Petrolmafie, la fornitura di bitume alla Provincia di Vibo e i rapporti con D’Amico: le accuse in appello a Solano
La Procura chiede di rideterminare a 8 anni la pena per l’ex presidente. In primo grado era stata esclusa l’aggravante mafiosa e assolto dai reati di corruzione e turbativa d’asta

VIBO VALENTIA La Procura generale di Catanzaro ha invocato una condanna a 8 anni di carcere per Salvatore Solano, ex presidente della Provincia di Vibo e imputato nel processo Petrolmafie, giunto in appello dopo la sentenza di primo grado del dicembre 2023. L’ex sindaco di Stefanaconi, ente sciolto per infiltrazioni mafiose, è stato condannato a 1 anno con pena sospesa per corruzione elettorale insieme al cugino Giuseppe D’Amico, imprenditore ritenuto dagli inquirenti vicino alla ‘ndrangheta e per il quale è stata chiesta la conferma della condanna a 30 anni di carcere. Secondo l’accusa, D’Amico avrebbe «procacciato voti» per il cugino nella tornata elettorale in cui poi è stato eletto come presidente della Provincia.

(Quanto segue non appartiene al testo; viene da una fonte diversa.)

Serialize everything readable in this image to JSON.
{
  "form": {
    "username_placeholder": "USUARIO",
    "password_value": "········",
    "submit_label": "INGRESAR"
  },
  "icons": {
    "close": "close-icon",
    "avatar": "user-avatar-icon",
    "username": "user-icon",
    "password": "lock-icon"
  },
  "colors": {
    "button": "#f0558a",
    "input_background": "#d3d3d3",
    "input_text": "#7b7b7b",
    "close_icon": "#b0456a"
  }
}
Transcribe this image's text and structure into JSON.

La sentenza di primo grado
Per Solano era stata esclusa l’aggravante mafiosa, ma la Procura ne chiede nuovamente il riconoscimento, sostenendo che l’ex presidente fosse «consapevole» dei legami di Giuseppe D’Amico con la criminalità organizzata vibonese. L’accusa cita una conversazione tra i due imputati in cui si farebbe esplicito riferimento alla «vicinanza di D’Amico agli ambienti criminali della provincia di Vibo Valentia». Viene chiesto poi di ribaltare l’assoluzione riguardo l’accusa di corruzione e turbativa d’asta relativa ad un affidamento diretto della fornitura di bitume alla Provincia. I giudici di primo grado avevano escluso «qualsiasi forma di condizionamento dell’ente pubblico» nella scelta della società, aggiungendo che l’azione della pubblica amministrazione fosse stata «immune da condizionamenti esterni». Dunque, il rapporto tra Solano e D’Amico, secondo la sentenza di primo grado, non avrebbe influito sulla procedura, facendo venire meno l’ipotesi di «asservimento» da parte dell’amministrazione provinciale avanzata dall’accusa, assolvendo gli imputati dai reati di corruzione e turbativa d’asta.

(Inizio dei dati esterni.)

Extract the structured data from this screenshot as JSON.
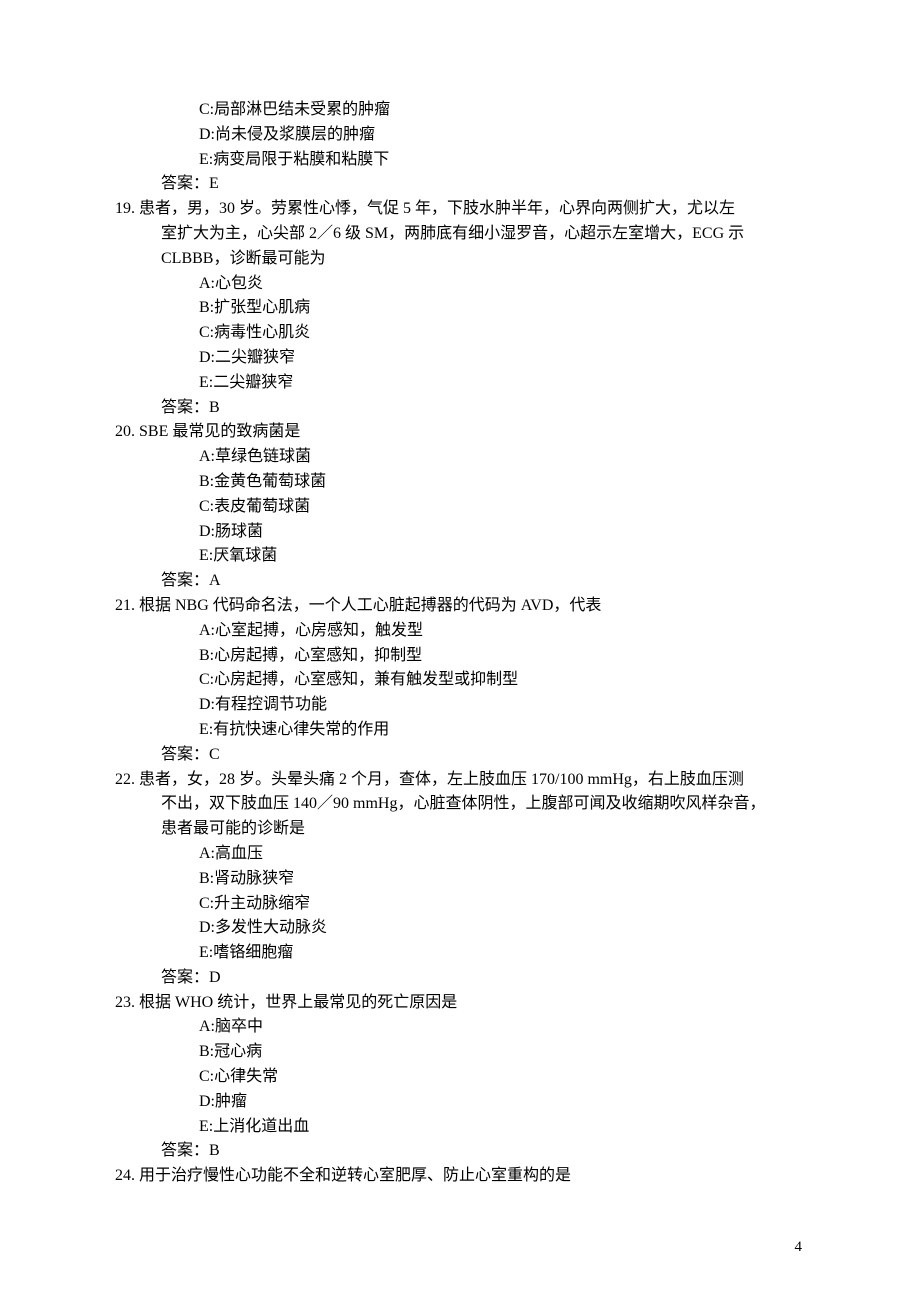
{
  "q18_tail": {
    "optC": "C:局部淋巴结未受累的肿瘤",
    "optD": "D:尚未侵及浆膜层的肿瘤",
    "optE": "E:病变局限于粘膜和粘膜下",
    "answer": "答案：E"
  },
  "q19": {
    "num": "19.",
    "stem1": "患者，男，30 岁。劳累性心悸，气促 5 年，下肢水肿半年，心界向两侧扩大，尤以左",
    "stem2": "室扩大为主，心尖部 2／6 级 SM，两肺底有细小湿罗音，心超示左室增大，ECG 示",
    "stem3": "CLBBB，诊断最可能为",
    "optA": "A:心包炎",
    "optB": "B:扩张型心肌病",
    "optC": "C:病毒性心肌炎",
    "optD": "D:二尖瓣狭窄",
    "optE": "E:二尖瓣狭窄",
    "answer": "答案：B"
  },
  "q20": {
    "num": "20.",
    "stem1": "SBE 最常见的致病菌是",
    "optA": "A:草绿色链球菌",
    "optB": "B:金黄色葡萄球菌",
    "optC": "C:表皮葡萄球菌",
    "optD": "D:肠球菌",
    "optE": "E:厌氧球菌",
    "answer": "答案：A"
  },
  "q21": {
    "num": "21.",
    "stem1": "根据 NBG 代码命名法，一个人工心脏起搏器的代码为 AVD，代表",
    "optA": "A:心室起搏，心房感知，触发型",
    "optB": "B:心房起搏，心室感知，抑制型",
    "optC": "C:心房起搏，心室感知，兼有触发型或抑制型",
    "optD": "D:有程控调节功能",
    "optE": "E:有抗快速心律失常的作用",
    "answer": "答案：C"
  },
  "q22": {
    "num": "22.",
    "stem1": "患者，女，28 岁。头晕头痛 2 个月，查体，左上肢血压 170/100 mmHg，右上肢血压测",
    "stem2": "不出，双下肢血压 140／90 mmHg，心脏查体阴性，上腹部可闻及收缩期吹风样杂音，",
    "stem3": "患者最可能的诊断是",
    "optA": "A:高血压",
    "optB": "B:肾动脉狭窄",
    "optC": "C:升主动脉缩窄",
    "optD": "D:多发性大动脉炎",
    "optE": "E:嗜铬细胞瘤",
    "answer": "答案：D"
  },
  "q23": {
    "num": "23.",
    "stem1": "根据 WHO 统计，世界上最常见的死亡原因是",
    "optA": "A:脑卒中",
    "optB": "B:冠心病",
    "optC": "C:心律失常",
    "optD": "D:肿瘤",
    "optE": "E:上消化道出血",
    "answer": "答案：B"
  },
  "q24": {
    "num": "24.",
    "stem1": "用于治疗慢性心功能不全和逆转心室肥厚、防止心室重构的是"
  },
  "page_number": "4"
}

Le contestazioni della Procura
Nel contestare la sentenza, la Procura ricostruisce il quadro probatorio fondato sui contatti tra Solano e D’Amico e su una visita che l’ex presidente della Provincia, insieme a due dipendenti provinciali, avrebbe effettuato alla ditta del cugino. L’accusa sottolinea come in quel frangente non esistesse ancora «alcuna procedura avviata dalla Provincia per una ricerca di mercato», determinando in partenza l’esclusione di «qualsiasi tipo di concorrenzialità da parte di aziende terze». In quell’occasione sarebbero state indicate alla ditta «le azioni da mettere in atto», agevolando d’Amico al fine di «insinuarsi nell’iter di approvvigionamento di bitume e giungere ad un affidamento diretto». Avrebbero anche suggerito gli importi in modo tale da «rendersi competitivo rispetto alle altre aziende abbassando il prezzo». L’obiettivo finale sarebbe stato quello di «mettere l’amministrazione provinciale nelle condizioni di rivolgersi a lui giustificando la scelta in base alla competitività economica».
Procedimento «pianificato e orientato»
Per la Procura «desta stupore» la decisione dei giudici di primo grado di escludere, sulla base di queste prove, un condizionamento del libero mercato e dell’operato dell’amministrazione provinciale. Durante il processo – sottolineano i pm – non è emerso che «la delegazione provinciale, nel corso della stessa giornata o nei giorni antecedenti e successivi, abbia effettuato visite ad altre aziende». Di conseguenza, per la Procura «è l’Amministrazione Provinciale al servizio dell’azienda di D’Amico e non viceversa». Anche dopo un test negativo riguardo la qualità del prodotto, la situazione non sarebbe cambiata tanto che «venivano messi in atto ulteriori forniture ed adottate ulteriori accorgimenti per far si che il D’amico potesse continuare a fornire bitume». Per l’accusa il procedimento è stato «letteralmente pianificato, orientato e realizzato» in favore delle pretese economiche di D’Amico e per «far figurare in ordine le carte a livello burocratico». Tuttavia, l’affidamento diretto alla ditta viene successivamente revocato con una determina, altro elemento che ha portato i giudici di primo grado a decidere per l’assoluzione. Una conclusione non condivisa dalla Procura che considera «già consumato» il reato al momento della revoca dell’affidamento. Su queste basi ha chiesto la rideterminazione della pena nei confronti di Solano a 8 anni di carcere. (ma.ru.)